1.6 Typical Ways to Use the Identity Applications

Ella (an end user) recovers her forgotten password through the identity self-service features when logging in.

By default, Identity Manager uses Self Service Password Reset (SSPR) to allow users to modify their passwords. However, the identity applications can use other methods for managing forgotten passwords.

Erik (an end user) performs a search for all employees who speak German at his location.

Eduardo (an end user) browses the organization chart, finds Ella, and clicks the e-mail icon to send a message to her.

Maxine (a Role Manager) creates the Nurse and Doctor business roles and the Administer Drugs and Write Prescriptions IT roles. Maxine creates several resources that are needed for these roles, and associates the resources with the roles.

Maxine (a Role Manager) defines a relationship between the Nurse and Administer Drugs roles, specifying that the Nurse role contains the Administer Drugs role. Max also defines a relationship between the Write Prescriptions and Doctor roles, specifying that the Doctor role contains the Write Prescriptions role.

Chester (a Security Officer) defines a separation of duties constraint that specifies that a potential conflict exists between the Doctor and Nurse roles. This means that ordinarily the same user should be not assigned to both roles at the same time. In some circumstances, an individual who requests a role assignment may want to override this constraint. To define a separation of duties exception, the individual who requests the assignment must provide a justification.

Ernest (an end user) browses a list of roles available to him, and requests assignment to the Nurse role.

Amelia (an approver) receives notification of an approval request via e-mail (which contains an URL). She clicks the link, is presented with an approval form, and approves it.

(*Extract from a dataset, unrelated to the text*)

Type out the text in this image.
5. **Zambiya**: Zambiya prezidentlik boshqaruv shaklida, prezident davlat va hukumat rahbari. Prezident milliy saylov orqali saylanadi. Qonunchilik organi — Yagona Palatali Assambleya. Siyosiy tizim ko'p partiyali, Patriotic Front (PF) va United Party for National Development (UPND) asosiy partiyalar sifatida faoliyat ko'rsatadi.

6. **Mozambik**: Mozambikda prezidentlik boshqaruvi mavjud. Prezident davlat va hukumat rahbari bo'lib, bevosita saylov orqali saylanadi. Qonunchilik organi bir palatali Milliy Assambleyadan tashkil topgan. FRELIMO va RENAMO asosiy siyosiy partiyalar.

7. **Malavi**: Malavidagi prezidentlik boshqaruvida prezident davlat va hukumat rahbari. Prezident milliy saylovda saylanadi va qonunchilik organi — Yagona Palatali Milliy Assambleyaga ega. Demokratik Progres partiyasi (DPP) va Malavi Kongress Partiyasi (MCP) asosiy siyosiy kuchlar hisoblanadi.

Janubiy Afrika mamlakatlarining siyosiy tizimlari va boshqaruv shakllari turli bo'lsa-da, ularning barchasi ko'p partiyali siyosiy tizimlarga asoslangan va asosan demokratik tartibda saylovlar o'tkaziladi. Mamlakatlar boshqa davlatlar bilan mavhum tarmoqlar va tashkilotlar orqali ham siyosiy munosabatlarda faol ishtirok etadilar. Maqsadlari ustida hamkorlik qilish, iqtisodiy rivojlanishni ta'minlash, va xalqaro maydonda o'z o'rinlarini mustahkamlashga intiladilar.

Arnold (a Role Manager) requests that Ernest be assigned to the Doctor role. He is notified that a potential conflict exists between the Doctor role and Nurse role, to which Ernest has already been assigned. He provides a justification for making an exception to the separation of duties constraint.

Edward (a separation of duties approver) receives notification of a separation of duties conflict via e-mail. He approves Arnold’s request to override the separation of duties constraint.

Amelia (an approver) receives notification of an approval request for the Doctor role via e-mail. She approves the Arnold’s request to assign Ernest to the Doctor role.

Bill (a Role Auditor) looks at the SoD Violations and Exceptions Report and sees that Ernest has been assigned to both the Doctor and Nurse roles. In addition, he sees that Ernest has been assigned the resources associated with these roles.

Ernie (an end user) browses a list of resources available to him, and requests access to the Siebel^* system.

Amy (an approver) receives notification of an approval request via e-mail (which contains an URL). She clicks the link, is presented with an approval form, and approves it.

Ernie checks on the status of his previous request for Siebel access (which has now gone to a second person for approval). He sees that it is still in progress.

Amy is going on vacation, so she indicates that she is temporarily unavailable. No new approval tasks are assigned to her while she is unavailable.

Amy opens her approval task list, sees that there are too many for her to respond to in a timely manner, and reassigns several to co-workers.

Pat (an administrative assistant, acting as a proxy user for Amy) opens Amy’s task list and performs an approval task for her.

Max (a manager) views the task lists of people in his department. He knows that Amy is on vacation, so he reassigns tasks to others in his department.

Max initiates a request for a database account for someone in his department who reports directly to him.

Max assigns Dan to be an authorized delegate for Amy.

Dan (now a delegated approver) receives Amy’s tasks when she is unavailable.

Max engages an unpaid intern, who should not be entered into the HR system. The system administrator creates the user record for this intern and requests that he be given access to Notes, Active Directory*, and Oracle*.

Emily (an end user) has requested for an office printer access. This request was pending for a long time. Therefore, she raised a helpdesk ticket.

Helen (a helpdesk user) receives a notification of the helpdesk ticket in her list of tasks.

Helen analyzes the issue and finds out that request is assigned to Amy (an approver).

This request is pending in the system because Amy is out of office.

Helen has a permission to reassign task requests. She reassigns this request to Mathew (Amy’s manager).

Mathew reviews the request and approves it. Emily can access the office printer.

Helen updates and closes the helpdesk ticket.